Please note that you need to hack Linux kernel and remove the check for e820 not reserved complain.
Signed-off-by: Rudolf Marek r.marek@assembler.cz
Rudolf
On 29.09.2007 02:05, Rudolf Marek wrote:
Hello,
Following patch adds MCFG table for ACPI, so linux can find MMCONFIG area for PCI configuration access.
Please note that you need to hack Linux kernel and remove the check for e820 not reserved complain.
Signed-off-by: Rudolf Marek r.marek@assembler.cz
AFAIK the kernel can generate virtual e820 from the linuxbios table.

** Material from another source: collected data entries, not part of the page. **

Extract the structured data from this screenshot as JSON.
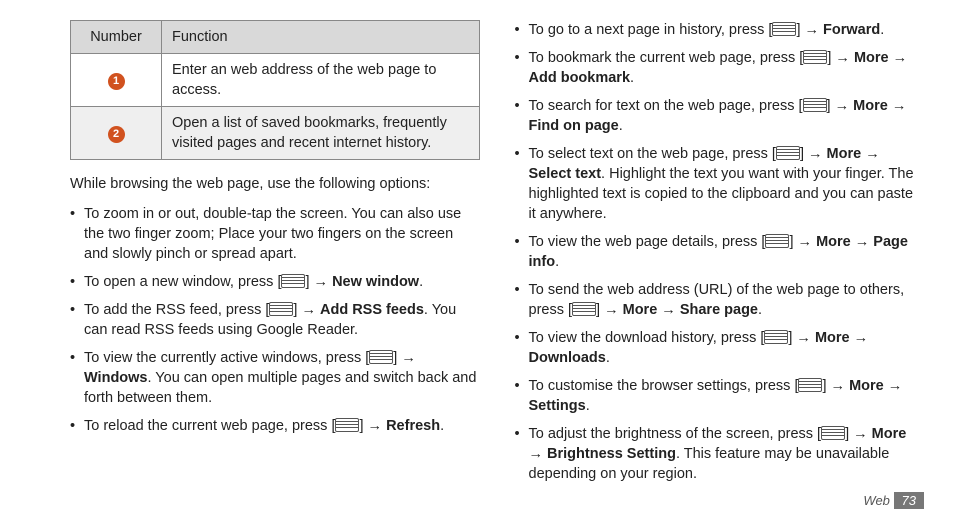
{
  "table": {
    "headers": [
      "Number",
      "Function"
    ],
    "rows": [
      {
        "num": "1",
        "func": "Enter an web address of the web page to access."
      },
      {
        "num": "2",
        "func": "Open a list of saved bookmarks, frequently visited pages and recent internet history."
      }
    ]
  },
  "intro": "While browsing the web page, use the following options:",
  "left_items": [
    {
      "pre": "To zoom in or out, double-tap the screen. You can also use the two finger zoom; Place your two fingers on the screen and slowly pinch or spread apart.",
      "icon": false
    },
    {
      "pre": "To open a new window, press [",
      "icon": true,
      "mid": "] → ",
      "b1": "New window",
      "post": "."
    },
    {
      "pre": "To add the RSS feed, press [",
      "icon": true,
      "mid": "] → ",
      "b1": "Add RSS feeds",
      "post": ". You can read RSS feeds using Google Reader."
    },
    {
      "pre": "To view the currently active windows, press [",
      "icon": true,
      "mid": "] → ",
      "b1": "Windows",
      "post": ". You can open multiple pages and switch back and forth between them."
    },
    {
      "pre": "To reload the current web page, press [",
      "icon": true,
      "mid": "] → ",
      "b1": "Refresh",
      "post": "."
    }
  ],
  "right_items": [
    {
      "pre": "To go to a next page in history, press [",
      "icon": true,
      "mid": "] → ",
      "b1": "Forward",
      "post": "."
    },
    {
      "pre": "To bookmark the current web page, press [",
      "icon": true,
      "mid": "] → ",
      "b1": "More",
      "arrow": " → ",
      "b2": "Add bookmark",
      "post": "."
    },
    {
      "pre": "To search for text on the web page, press [",
      "icon": true,
      "mid": "] → ",
      "b1": "More",
      "arrow": " → ",
      "b2": "Find on page",
      "post": "."
    },
    {
      "pre": "To select text on the web page, press [",
      "icon": true,
      "mid": "] → ",
      "b1": "More",
      "arrow": " → ",
      "b2": "Select text",
      "post": ". Highlight the text you want with your finger. The highlighted text is copied to the clipboard and you can paste it anywhere."
    },
    {
      "pre": "To view the web page details, press [",
      "icon": true,
      "mid": "] → ",
      "b1": "More",
      "arrow": " → ",
      "b2": "Page info",
      "post": "."
    },
    {
      "pre": "To send the web address (URL) of the web page to others, press [",
      "icon": true,
      "mid": "] → ",
      "b1": "More",
      "arrow": " → ",
      "b2": "Share page",
      "post": "."
    },
    {
      "pre": "To view the download history, press [",
      "icon": true,
      "mid": "] → ",
      "b1": "More",
      "arrow": " → ",
      "b2": "Downloads",
      "post": "."
    },
    {
      "pre": "To customise the browser settings, press [",
      "icon": true,
      "mid": "] → ",
      "b1": "More",
      "arrow": " → ",
      "b2": "Settings",
      "post": "."
    },
    {
      "pre": "To adjust the brightness of the screen, press [",
      "icon": true,
      "mid": "] → ",
      "b1": "More",
      "arrow": " → ",
      "b2": "Brightness Setting",
      "post": ". This feature may be unavailable depending on your region."
    }
  ],
  "footer": {
    "section": "Web",
    "page": "73"
  }
}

Do you have the patch to remove the "e820 not reserved" check for the Linux kernel available somewhere?
Carl-Daniel
On 29.09.2007 03:17, Carl-Daniel Hailfinger wrote:
On 29.09.2007 02:05, Rudolf Marek wrote:
Hello,
Following patch adds MCFG table for ACPI, so linux can find MMCONFIG area for PCI configuration access.
Please note that you need to hack Linux kernel and remove the check for e820 not reserved complain.
Signed-off-by: Rudolf Marek r.marek@assembler.cz
AFAIK the kernel can generate virtual e820 from the linuxbios table.
I take that back. It seems to be elfboot which does that.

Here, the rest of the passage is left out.